By 12:10 PM ET (16:10 GMT), the most-active contract in global crude benchmark Brent was up $10.47, or almost 11%, at $106.19 a barrel.
U.S. crude’s West Texas Intermediate, or WTI benchmark, was up $9.07, or 9.3%, at $107.53.
Crude prices continued rallying even after the Paris-based International Energy Agency announced the coordinated release of 60 million barrels from the emergency reserves of consuming countries to provide some relief to the expected squeeze on oil from the Russia-Ukraine conflict.
The Paris-based EIA said it intended “to send a unified and strong message to global oil markets that there will be no shortfall in supplies as a result of Russia’s invasion of Ukraine."
Talks for a halt to the conflict failed to produce an immediate breakthrough on Tuesday and fighting raged anew between the two sides, with Ukrainian President Volodymyr Zelenskyy urging the West to enforce a no-fly zone for Russian aircraft over his country.

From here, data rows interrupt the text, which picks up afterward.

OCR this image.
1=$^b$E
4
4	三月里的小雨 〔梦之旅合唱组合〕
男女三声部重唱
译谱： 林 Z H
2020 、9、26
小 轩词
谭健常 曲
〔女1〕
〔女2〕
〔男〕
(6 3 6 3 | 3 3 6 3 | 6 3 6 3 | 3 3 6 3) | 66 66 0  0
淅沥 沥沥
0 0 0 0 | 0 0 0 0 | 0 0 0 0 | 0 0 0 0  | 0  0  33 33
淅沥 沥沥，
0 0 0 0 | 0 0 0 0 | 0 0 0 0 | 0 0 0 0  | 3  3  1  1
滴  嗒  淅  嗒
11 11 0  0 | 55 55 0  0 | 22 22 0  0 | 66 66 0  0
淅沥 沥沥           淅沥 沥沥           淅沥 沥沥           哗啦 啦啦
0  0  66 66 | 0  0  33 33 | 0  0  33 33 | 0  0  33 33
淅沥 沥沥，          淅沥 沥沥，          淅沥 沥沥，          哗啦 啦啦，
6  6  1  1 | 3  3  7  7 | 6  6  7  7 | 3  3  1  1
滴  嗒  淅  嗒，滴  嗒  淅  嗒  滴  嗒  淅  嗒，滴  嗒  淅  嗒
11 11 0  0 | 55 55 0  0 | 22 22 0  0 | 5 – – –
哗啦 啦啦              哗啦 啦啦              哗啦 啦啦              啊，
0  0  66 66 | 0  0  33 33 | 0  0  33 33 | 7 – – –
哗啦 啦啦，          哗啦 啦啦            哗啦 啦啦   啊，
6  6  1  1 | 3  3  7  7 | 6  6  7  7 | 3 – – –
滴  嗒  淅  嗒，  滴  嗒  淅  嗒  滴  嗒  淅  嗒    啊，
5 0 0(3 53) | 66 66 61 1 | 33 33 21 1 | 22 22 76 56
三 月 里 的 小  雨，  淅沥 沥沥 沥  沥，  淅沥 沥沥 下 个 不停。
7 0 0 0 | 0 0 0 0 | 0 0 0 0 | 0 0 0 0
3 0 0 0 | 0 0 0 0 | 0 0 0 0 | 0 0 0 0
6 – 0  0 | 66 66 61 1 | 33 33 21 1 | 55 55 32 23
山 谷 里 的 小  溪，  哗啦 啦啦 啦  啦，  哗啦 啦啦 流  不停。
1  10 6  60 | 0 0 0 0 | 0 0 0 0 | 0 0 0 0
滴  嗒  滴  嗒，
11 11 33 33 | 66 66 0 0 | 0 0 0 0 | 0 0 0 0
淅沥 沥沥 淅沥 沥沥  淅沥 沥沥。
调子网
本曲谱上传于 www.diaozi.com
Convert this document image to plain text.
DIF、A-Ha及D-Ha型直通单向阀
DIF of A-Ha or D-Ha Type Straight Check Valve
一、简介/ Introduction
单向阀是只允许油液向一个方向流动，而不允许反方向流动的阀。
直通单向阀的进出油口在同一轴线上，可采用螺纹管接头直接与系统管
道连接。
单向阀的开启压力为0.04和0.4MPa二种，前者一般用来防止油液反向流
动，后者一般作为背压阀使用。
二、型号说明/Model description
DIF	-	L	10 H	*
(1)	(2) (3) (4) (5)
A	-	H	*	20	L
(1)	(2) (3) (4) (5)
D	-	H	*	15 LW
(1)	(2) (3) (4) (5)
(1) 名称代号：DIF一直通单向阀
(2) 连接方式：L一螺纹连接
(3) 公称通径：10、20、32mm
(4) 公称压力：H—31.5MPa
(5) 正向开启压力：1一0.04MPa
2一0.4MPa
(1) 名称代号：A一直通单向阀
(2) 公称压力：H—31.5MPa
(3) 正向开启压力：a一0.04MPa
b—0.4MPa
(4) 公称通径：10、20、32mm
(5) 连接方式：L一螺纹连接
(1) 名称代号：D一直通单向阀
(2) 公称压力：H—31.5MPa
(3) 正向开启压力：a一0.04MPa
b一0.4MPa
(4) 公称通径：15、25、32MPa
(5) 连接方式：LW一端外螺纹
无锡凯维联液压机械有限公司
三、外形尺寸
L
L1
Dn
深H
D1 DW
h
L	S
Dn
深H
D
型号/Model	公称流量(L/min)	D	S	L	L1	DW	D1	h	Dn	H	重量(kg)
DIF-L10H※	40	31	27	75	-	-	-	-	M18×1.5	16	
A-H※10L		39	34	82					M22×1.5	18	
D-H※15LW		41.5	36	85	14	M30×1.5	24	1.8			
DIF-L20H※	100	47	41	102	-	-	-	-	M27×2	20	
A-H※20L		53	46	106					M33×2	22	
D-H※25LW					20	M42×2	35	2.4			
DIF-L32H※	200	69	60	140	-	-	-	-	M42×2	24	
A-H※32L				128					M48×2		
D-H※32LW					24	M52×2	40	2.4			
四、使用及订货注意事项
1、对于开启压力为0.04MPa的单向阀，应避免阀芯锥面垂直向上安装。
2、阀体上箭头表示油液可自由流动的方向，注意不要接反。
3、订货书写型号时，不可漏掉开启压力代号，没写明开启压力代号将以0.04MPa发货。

The latest developments intensified worries about how the world would cope without a steady supply of oil from Russia, which provides about a tenth of global needs for crude.
The United States, Britain, Europe and Canada blocked the access of various Russian banks to the SWIFT global interbank payment system — squeezing the billions of dollars that Russia trades a day in oil and other commodities.
The West had taken pains initially not to target Moscow’s energy exports with sanctions due to its own reliance on Russian oil and gas.
But that mindset changed over the weekend, with EU officials affirming on Monday their plan to wean the bloc from its dependence on Russian energy, while being prepared to suffer spiraling oil and gas costs in the short-term. Crude prices have risen more than 35% since the year began.
The latest rally in crude came ahead of Wednesday’s meeting of global oil producer alliance OPEC+ which is expected to stay with its gradual output increase strategy, ignoring calls from consuming nations under the IEA.